Le monde culturel célèbre cette année le
centenaire de la naissance d'Alioune Diop, premier éditeur Africain en
France et fondateur de la revue "Présence Africaine" qui porte le même
nom.
La communauté internationale composée d'artistes,
d'écrivains, d'intellectuels, d'anciens compagnons de lutte, sa ville
natale, son pays lui ont rendu un vibrant hommage. De nombreuses
manifestations ont eu lieu. Au mois de janvier 2010 une plaque
commémorative a été apposée sur la façade de sa maison natale à St
Louis, un concours de poésie et de langues a été organisé au sein des
écoles du Sénégal et finalement un colloque a réuni des universitaires
venus de tous les horizons d’Afrique, et de la Diaspora.
Le colloque avait pour thème: “Alioune Diop, l’Homme
et son œuvre face aux défis contemporains"
Parmi les invités de marque, on notait notamment la
présence de Wole Soyinka, Prix Nobel de littérature, la plupart des
écrivains sénégalais dont l'écrivain, Cheikh Hamidou Kane, auteur de „L'
Aventure ambiguë“ du poète Amadou Lamine Sall, égire de Senghor et celle
de l'ancien directeur Général de l'UNESCO Amadou Mahtar Mbow.
Durant 3 jours, les éminents universitaires ont revisité l’œuvre
d’Alioune Diop et rappelé le rôle qu’il a joué dans l’émancipation des
peuples noirs. Les témoignages que nous détenons de ses contemporains
constituent un héritage précieux pour cerner la personnalité captivante
de cet homme de culture, généreux et discret qui a marqué cette fin du
20 ème siècle.
Wole Soyinka, Prix Nobel de Littérature et président de la Communauté
Africaine de Culture a souligné "le rôle de visionnaire et de
missionnaire qu'Alioune Diop a tenu pour la défense de la race noire“.
Dans son allocution il a magnifié l'œuvre de l'éditeur sénégalais et a
invité la jeunesse à s' en inspirer.
"Nous avons eu le privilège d'être des compagnons d'Alioune Diop. Il
nous a enseignés que l'esprit de guerre contre le barbarisme n'a pas de
limite. Ce message est toujours d'actualité. Il appartient aux jeunes de
s'en approprier car la culture reste un vaste champ de
bataille...Alioune Diop a montré la voie qui mène vers la libération de
la pensée négro-africaine“ Wole Soyinka, Prix Nobel de Littérature
1988.
Biographie
Alioune Diop est né le 10 janvier 1910 à St
Louis-du-Sénégal, ancienne capitale de l'Afrique Occidentale Française (AOF).

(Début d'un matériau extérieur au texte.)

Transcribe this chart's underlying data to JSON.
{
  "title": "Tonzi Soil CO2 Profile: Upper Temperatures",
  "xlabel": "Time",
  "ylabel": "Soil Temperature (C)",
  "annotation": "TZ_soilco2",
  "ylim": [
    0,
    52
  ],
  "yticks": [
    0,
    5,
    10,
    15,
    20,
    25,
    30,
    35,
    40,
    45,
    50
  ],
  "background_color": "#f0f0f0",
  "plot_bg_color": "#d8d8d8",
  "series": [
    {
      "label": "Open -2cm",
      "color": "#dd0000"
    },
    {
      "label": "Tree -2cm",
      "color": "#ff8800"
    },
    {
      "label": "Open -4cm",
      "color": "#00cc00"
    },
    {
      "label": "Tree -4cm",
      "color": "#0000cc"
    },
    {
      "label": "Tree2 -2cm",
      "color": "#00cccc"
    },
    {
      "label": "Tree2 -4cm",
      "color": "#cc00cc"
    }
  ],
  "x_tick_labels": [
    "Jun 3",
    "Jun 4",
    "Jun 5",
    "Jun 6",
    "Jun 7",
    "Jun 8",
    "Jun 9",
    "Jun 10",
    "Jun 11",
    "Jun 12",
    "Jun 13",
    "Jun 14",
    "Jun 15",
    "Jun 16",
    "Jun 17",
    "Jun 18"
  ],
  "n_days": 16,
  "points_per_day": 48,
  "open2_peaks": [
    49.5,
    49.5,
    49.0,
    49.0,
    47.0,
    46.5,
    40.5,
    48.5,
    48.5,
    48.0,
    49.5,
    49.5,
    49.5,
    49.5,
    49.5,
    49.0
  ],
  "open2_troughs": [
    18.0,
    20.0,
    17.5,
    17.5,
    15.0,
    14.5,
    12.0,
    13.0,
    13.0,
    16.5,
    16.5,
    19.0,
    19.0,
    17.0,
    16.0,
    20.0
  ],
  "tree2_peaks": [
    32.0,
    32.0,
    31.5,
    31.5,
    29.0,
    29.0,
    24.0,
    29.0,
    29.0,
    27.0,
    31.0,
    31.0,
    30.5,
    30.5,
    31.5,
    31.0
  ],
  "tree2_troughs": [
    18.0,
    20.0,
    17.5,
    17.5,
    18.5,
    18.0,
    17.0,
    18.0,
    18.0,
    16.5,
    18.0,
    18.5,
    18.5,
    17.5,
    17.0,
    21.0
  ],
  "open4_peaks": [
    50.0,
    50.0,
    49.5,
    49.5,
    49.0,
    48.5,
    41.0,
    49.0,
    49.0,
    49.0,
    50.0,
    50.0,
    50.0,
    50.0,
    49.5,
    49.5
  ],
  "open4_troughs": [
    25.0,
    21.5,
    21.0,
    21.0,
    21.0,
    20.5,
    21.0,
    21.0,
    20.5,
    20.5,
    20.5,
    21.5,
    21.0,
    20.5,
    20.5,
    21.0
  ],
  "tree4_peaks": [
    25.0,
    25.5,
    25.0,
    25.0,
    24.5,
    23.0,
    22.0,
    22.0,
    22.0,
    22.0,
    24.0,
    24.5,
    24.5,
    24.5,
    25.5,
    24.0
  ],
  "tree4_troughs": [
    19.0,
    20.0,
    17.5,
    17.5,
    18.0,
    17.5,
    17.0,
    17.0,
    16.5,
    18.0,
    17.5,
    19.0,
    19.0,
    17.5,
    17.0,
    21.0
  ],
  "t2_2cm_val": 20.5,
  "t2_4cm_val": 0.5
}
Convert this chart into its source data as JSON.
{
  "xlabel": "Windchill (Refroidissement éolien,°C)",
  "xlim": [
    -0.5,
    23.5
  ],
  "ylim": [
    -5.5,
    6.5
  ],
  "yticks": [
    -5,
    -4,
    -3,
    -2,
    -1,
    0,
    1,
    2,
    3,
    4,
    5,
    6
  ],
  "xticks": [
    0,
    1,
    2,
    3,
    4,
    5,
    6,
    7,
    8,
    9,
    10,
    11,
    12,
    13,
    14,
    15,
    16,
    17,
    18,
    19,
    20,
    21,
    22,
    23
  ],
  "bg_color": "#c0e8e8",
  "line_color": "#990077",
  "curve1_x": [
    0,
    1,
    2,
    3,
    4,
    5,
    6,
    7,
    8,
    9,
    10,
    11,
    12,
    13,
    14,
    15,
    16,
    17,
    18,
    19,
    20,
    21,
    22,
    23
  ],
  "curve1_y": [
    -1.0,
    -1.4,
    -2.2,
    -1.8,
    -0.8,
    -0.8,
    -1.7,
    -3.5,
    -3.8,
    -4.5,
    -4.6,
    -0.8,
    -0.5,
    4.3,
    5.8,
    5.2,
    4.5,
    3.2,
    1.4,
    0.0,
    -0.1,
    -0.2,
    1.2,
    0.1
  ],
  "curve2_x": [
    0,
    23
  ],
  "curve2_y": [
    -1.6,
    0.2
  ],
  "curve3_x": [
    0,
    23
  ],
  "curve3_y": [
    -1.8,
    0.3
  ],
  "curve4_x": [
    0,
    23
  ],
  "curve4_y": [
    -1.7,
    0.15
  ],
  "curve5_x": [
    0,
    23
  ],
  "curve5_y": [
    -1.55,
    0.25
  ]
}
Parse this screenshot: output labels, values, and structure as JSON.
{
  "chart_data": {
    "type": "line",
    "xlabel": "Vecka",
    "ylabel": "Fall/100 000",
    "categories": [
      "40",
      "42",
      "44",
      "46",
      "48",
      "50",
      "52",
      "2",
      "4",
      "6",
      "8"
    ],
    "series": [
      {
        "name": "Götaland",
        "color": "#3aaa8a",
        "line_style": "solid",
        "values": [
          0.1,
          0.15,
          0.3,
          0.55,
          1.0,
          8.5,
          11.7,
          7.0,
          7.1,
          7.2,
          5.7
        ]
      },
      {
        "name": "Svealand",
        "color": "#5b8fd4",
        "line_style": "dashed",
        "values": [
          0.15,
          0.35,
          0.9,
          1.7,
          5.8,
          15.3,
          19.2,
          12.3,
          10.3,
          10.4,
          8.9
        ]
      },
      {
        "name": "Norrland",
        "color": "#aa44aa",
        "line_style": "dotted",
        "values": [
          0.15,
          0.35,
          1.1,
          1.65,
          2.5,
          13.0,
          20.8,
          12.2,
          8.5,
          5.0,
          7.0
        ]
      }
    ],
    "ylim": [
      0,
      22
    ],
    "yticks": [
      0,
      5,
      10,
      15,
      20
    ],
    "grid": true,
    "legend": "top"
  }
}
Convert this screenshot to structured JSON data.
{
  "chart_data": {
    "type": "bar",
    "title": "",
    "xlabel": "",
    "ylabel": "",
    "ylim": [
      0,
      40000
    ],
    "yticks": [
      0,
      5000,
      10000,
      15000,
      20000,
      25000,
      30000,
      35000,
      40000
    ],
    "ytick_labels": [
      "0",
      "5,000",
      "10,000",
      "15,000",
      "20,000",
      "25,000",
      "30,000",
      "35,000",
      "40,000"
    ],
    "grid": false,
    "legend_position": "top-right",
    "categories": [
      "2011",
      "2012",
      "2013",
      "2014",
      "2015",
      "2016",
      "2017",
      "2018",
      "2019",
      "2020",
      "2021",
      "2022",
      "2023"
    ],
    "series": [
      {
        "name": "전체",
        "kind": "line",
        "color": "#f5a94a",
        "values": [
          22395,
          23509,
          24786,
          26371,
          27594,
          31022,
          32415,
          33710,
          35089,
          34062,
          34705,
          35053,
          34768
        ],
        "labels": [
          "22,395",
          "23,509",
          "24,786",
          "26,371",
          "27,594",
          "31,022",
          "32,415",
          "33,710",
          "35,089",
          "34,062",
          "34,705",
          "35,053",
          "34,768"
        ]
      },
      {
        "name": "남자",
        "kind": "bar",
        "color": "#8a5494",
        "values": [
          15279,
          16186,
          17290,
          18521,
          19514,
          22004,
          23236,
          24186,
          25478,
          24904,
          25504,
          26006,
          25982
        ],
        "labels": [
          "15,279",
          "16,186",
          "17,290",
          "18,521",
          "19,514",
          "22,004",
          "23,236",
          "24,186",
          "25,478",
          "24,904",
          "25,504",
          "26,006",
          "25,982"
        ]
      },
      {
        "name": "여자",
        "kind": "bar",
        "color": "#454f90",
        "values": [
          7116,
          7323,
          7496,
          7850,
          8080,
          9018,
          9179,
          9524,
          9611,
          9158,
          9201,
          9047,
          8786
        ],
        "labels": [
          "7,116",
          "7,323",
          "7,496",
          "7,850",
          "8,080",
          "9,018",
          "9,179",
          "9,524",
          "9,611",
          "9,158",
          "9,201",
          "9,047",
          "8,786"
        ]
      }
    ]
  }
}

Le jeune Alioune fréquente l'école coranique comme tous les enfants de
famille musulmane. Cependant ses tantes maternelles catholiques
l'initient au dogme chrétien. Alioune Diop se convertit plus tard au
christianisme dans la nuit de Noël 1944 à Saint-Flour dans le Cantal. Il
reçoit son baptême catholique sous le nom de l'apôtre Jean. Alioune Diop
fréquente d'abord l'école publique de Dagana où il accomplit le cycle
d'études primaires et ensuite le lycée Faidherbe de Saint
Louis-du-Sénégal. En 1931, il réussit son baccalauréat d'études
classiques avec latin et grec. Il est appelé la même année sous les
drapeaux et fait son service militaire à Thiès (Sénégal).
En 1933, il se rend à Alger, n’ayant pas pu
bénéficier d’une bourse d’études pour la France afin d'entreprendre des
études universitaires. Il obtient sa licence ès-lettres classiques et un
diplôme d'études supérieures. Il enseigne dans divers établissements
français, avant d'être élu représentant du Sénégal en 1946 au sénat
français. De 1947 à 1980, il dirige la maison d’édition "Présence
Africaine" entourée d’un groupe intellectuels Africains, Français et de
la Diaspora afro-américaine. Il est décédé le 2 mai 1980 et a été
enterré au cimetière du Père-Lachaise à Paris. Lors de son oraison
funèbre, le président-poète, Léopold Sédar Senghor l’a qualifié de
Socrate noir.
En hommage au premier éditeur francophone d’Afrique
noire, l’Organisation Internationale de la Francophonie a crée en 1982
un prix d’Edition Africaine Alioune Diop. Ce prix est décerné tous les
deux ans à la Foire internationale du Livre et du matériel Didactique de
Dakar (FILDA). La maison de la Culture Douta Seck à Dakar a donné son
nom à l’une de ses salles.
Carrière professionnelle
Muni de sa licence ès-lettres, Alioune Diop occupe
plusieurs postes dans l'enseignement. Lors des élections de 1948, il
perd son poste de sénateur à Paris au profit du Bloc Démocratique
Sénégalais (BDS) de Mamadou Dia qui l'emporte. Déjà en tant que
sénateur, Alioune Diop se consacre à ses activités culturelles. Il crée
la revue "Présence Africaine" en 1947 et deux ans plus tard, la maison
d'édition qui porte le même nom au quartier latin de Paris.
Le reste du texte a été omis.